コール氏は、AWSの提供がクラスター管理を簡素化し、顧客がSlurmの管理を完全にサービスに委託できることを強調しました。
利用可能地域
このサービスは、最初にアメリカのオハイオ州、バージニア州北部、オレゴン州、ヨーロッパのフランクフルト、ストックホルム、アイルランド、およびアジア太平洋地区のシドニー、シンガポール、東京など複数のAWSリージョンで利用可能です。ドイツのMarvel Fusionなどの一部AWS顧客は、HPCクラスターの様々なユースケースを紹介するために早期アクセスを得ています。Marvel Fusionは、無限のゼロエミッションエネルギーの研究にこのサービスを使用し、オーストラリアのRoninはクラウド上でHPCシミュレーションに活用しています。
HPCクラスターの需要拡大
HPCクラスターの需要は、企業が大規模なAIモデルのトレーニングやその他のAI基盤に計算能力をますます依存する中で急増しています。HPCネットワークは、創薬などの重要な計算に加え、さまざまなAIワークロードにとっても不可欠です。
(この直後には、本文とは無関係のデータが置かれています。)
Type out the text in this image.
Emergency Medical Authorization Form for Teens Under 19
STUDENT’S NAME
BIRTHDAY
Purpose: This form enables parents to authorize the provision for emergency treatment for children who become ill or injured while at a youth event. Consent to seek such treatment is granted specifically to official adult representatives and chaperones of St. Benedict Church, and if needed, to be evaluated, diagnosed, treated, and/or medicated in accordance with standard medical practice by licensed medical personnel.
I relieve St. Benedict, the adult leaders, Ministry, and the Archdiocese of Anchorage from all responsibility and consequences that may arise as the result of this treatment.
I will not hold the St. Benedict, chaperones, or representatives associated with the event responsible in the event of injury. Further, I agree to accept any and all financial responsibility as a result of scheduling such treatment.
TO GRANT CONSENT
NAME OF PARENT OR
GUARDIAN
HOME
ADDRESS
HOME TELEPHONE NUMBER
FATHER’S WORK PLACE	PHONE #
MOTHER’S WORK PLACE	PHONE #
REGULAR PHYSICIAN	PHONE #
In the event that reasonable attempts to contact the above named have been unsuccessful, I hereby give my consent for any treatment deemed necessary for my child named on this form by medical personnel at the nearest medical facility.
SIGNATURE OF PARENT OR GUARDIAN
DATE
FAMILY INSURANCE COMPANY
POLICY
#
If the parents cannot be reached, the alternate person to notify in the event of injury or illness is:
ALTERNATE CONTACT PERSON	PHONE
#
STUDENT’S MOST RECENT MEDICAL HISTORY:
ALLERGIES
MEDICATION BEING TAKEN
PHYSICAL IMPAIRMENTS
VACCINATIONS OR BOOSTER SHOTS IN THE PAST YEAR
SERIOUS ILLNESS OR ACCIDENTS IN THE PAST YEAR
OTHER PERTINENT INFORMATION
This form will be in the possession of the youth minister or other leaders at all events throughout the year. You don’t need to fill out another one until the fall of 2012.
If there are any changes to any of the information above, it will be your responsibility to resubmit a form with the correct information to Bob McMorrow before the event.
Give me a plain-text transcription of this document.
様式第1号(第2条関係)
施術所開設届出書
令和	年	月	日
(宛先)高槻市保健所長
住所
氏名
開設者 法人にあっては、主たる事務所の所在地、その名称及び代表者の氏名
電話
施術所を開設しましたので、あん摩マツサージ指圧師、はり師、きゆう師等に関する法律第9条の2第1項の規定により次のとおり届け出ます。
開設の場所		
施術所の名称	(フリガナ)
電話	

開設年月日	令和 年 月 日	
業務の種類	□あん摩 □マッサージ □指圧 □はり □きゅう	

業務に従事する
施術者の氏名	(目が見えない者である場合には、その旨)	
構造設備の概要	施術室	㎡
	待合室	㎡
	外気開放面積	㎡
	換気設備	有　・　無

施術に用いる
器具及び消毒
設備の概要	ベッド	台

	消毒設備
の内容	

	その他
従来、スーパコンピュータは主要な政府の研究室や大企業にのみアクセス可能でしたが、AMD、Intel、Nvidia、IBMなどのハードウェアメーカーがこれらのクライアント向けに高速システムを競って開発していました。しかし、多様な企業からの関心が高まる中、AWSやGoogle、Microsoft Azure、Penguin Computing on Demandのようなクラウドプロバイダーから「HPC-as-a-service」の提供が急成長しています。
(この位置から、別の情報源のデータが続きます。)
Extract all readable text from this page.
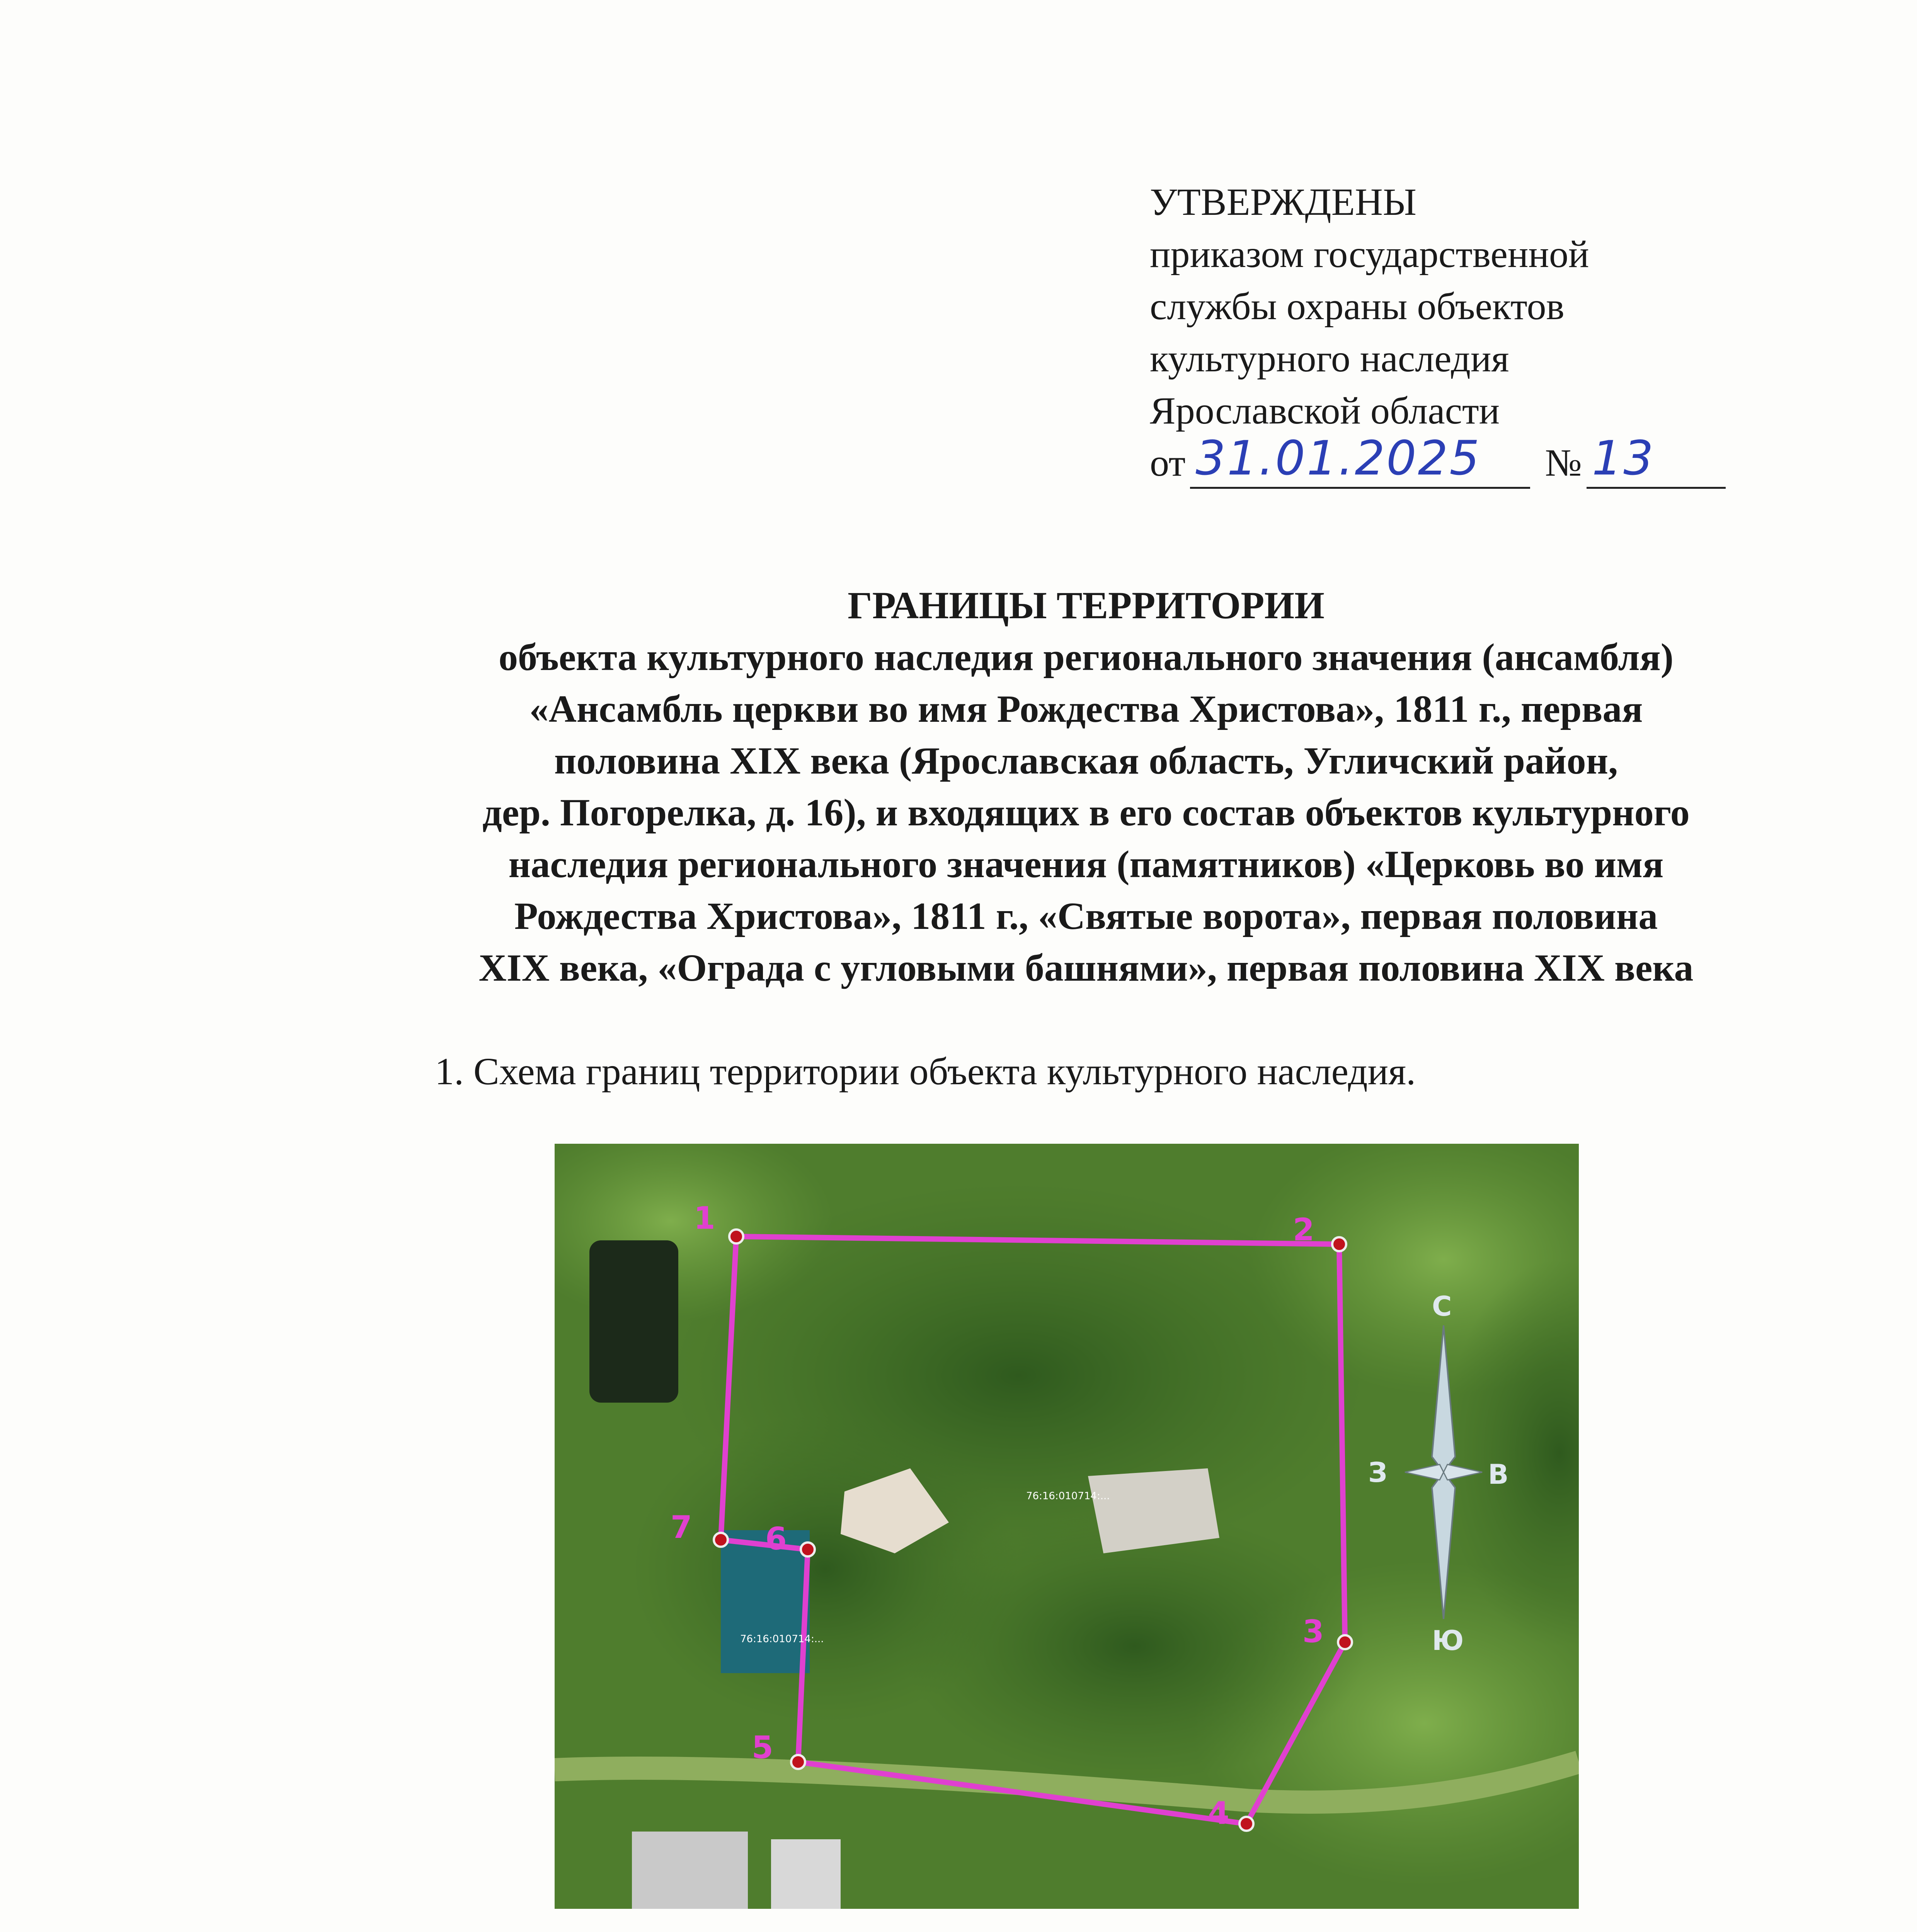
УТВЕРЖДЕНЫ
приказом государственной
службы охраны объектов
культурного наследия
Ярославской области
от 31.01.2025 № 13
ГРАНИЦЫ ТЕРРИТОРИИ
объекта культурного наследия регионального значения (ансамбля)
«Ансамбль церкви во имя Рождества Христова», 1811 г., первая
половина XIX века (Ярославская область, Угличский район,
дер. Погорелка, д. 16), и входящих в его состав объектов культурного
наследия регионального значения (памятников) «Церковь во имя
Рождества Христова», 1811 г., «Святые ворота», первая половина
XIX века, «Ограда с угловыми башнями», первая половина XIX века
1. Схема границ территории объекта культурного наследия.
1	2
3
4
5
6
7
76:16:010714:...
76:16:010714:...
С
Ю
З	В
ガートナーのアナリスト、トニー・ハーヴィー氏は、HPC-as-a-serviceは新しい概念ではありませんが、利用ケースの進化がより多くの企業にスーパコンピュータへのアクセスを求めさせていると指摘しています。「今後、この分野で競争が激化する可能性が高いです。特にHPCの利用がAIに限らず広がっているためです」とハーヴィー氏は述べました。彼は、HPC資源へのアクセスを民主化することで、テネシー州のヒューレット・パッカードのFrontierユニットのような高性能スーパコンピュータの待機時間を短縮できると付け加えました。「これにより、新しいユーザーも資源にアクセスできるようになり、研究者や実務者が実験や予測モデルに取り組む際の時間の価値を最大化できます」とハーヴィー氏は結論づけました。